Benedict Gross awarded Fudan-Zhongzhi Science Award
Harvard emeritus professor Benedict Gross was awarded this year’s Fudan-Zhongzhi Science Award by Fudan University and Zhongzhi Enterprise Group, which was founded jointly in 2015. It recognizes scientists who have made fundamental and groundbreaking achievements in physics, mathematics, and biomedicine.
Gross, the George Vasmer Leverett Professor of Mathematics and former dean of Harvard College, shares the award with Don Zagier from the Max Planck Institute for Mathematics. They won the honor for their work formulating and proving the Gross-Zagier formula, which relates the height of Heegner points with the central derivatives of the zeta function of the corresponding elliptic curves. They established striking cases of the Birch and Swinnerton-Dyer Conjecture, which brought many applications to long-standing problems, and deeply influenced the development of number theory in recent decades.
Gross received his A.B. and Ph.D. degrees from Harvard and taught at Princeton and Brown before joining the Harvard faculty in 1985. He has served as chair of the Department of Mathematics, and as a member of the Standing Committee on the Core Curriculum, the Educational Policy Committee, and the Committee on Admissions and Financial Aid. He also served as a member of the faculty committee that conducted the last major review of the Core Curriculum in 1997. Among his many awards and honors are the Cole Prize from the American Mathematical Society, and a MacArthur Fellowship (1986-91). In 2003, Gross was named dean of Harvard College and served in that roll until 2007.
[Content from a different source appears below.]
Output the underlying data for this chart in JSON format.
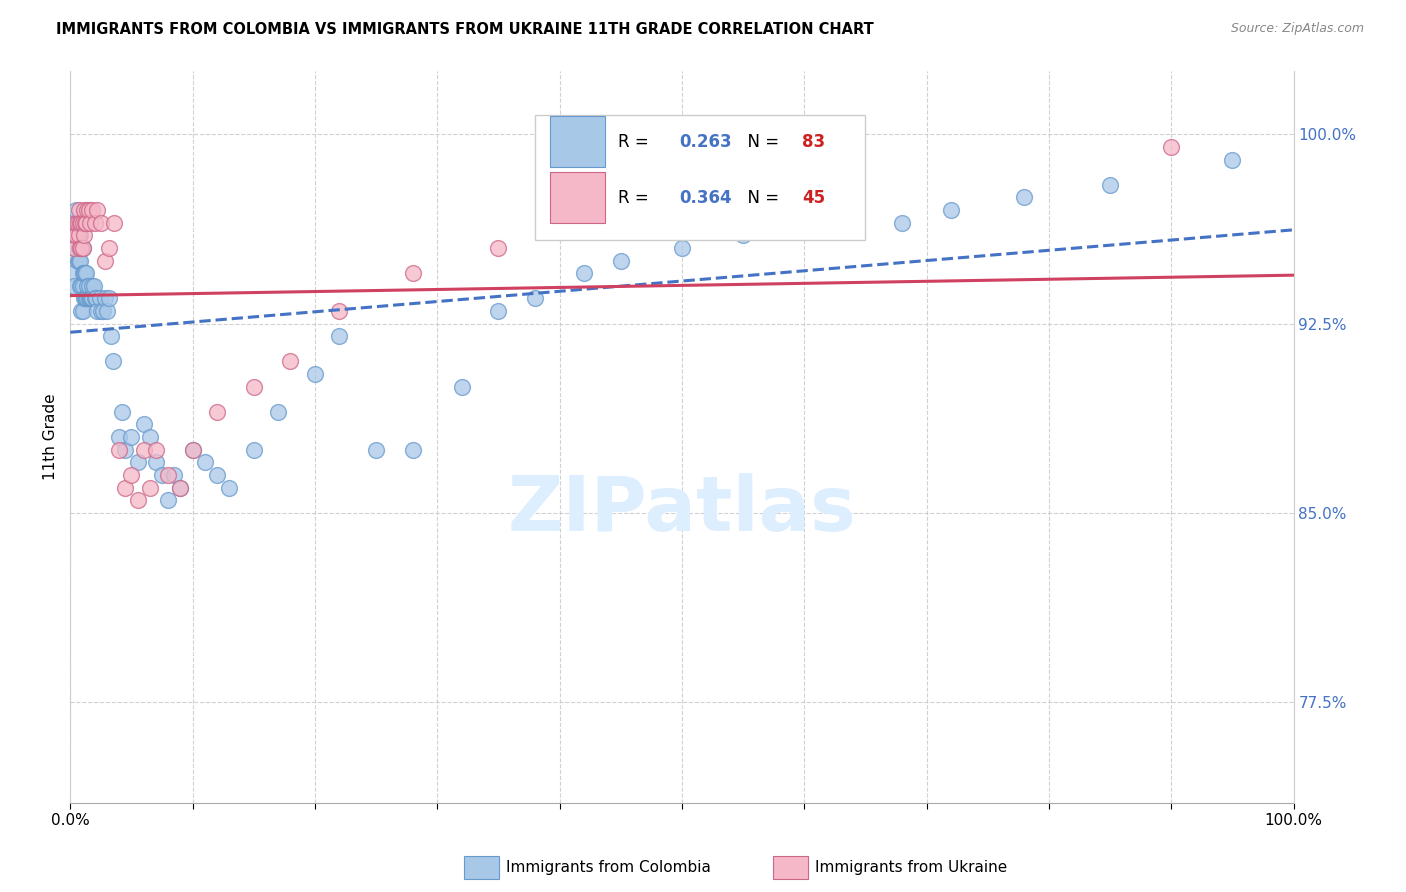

As an undergraduate at Harvard, Gross concentrated in mathematics. He also played viola for the Harvard-Radcliffe Orchestra and in productions of the Gilbert and Sullivan players. He lived first in Adams House and then in Currier House, joining the first group of men to move to the Radcliffe Quadrangle in 1970. He was a recipient of a Sheldon fellowship after graduating, which he used to study music in Africa and Asia, and a Marshall Scholarship, which he took at Oxford University. Gross was known to perform viola with a string quartet regularly and is an avid tennis player and skier.
The 2021 Award is the second given in the field of mathematics. The laureates share around $450,000 donated by Zhongzhi Enterprise Group. The pair will accept the prize in Shanghai at a December event.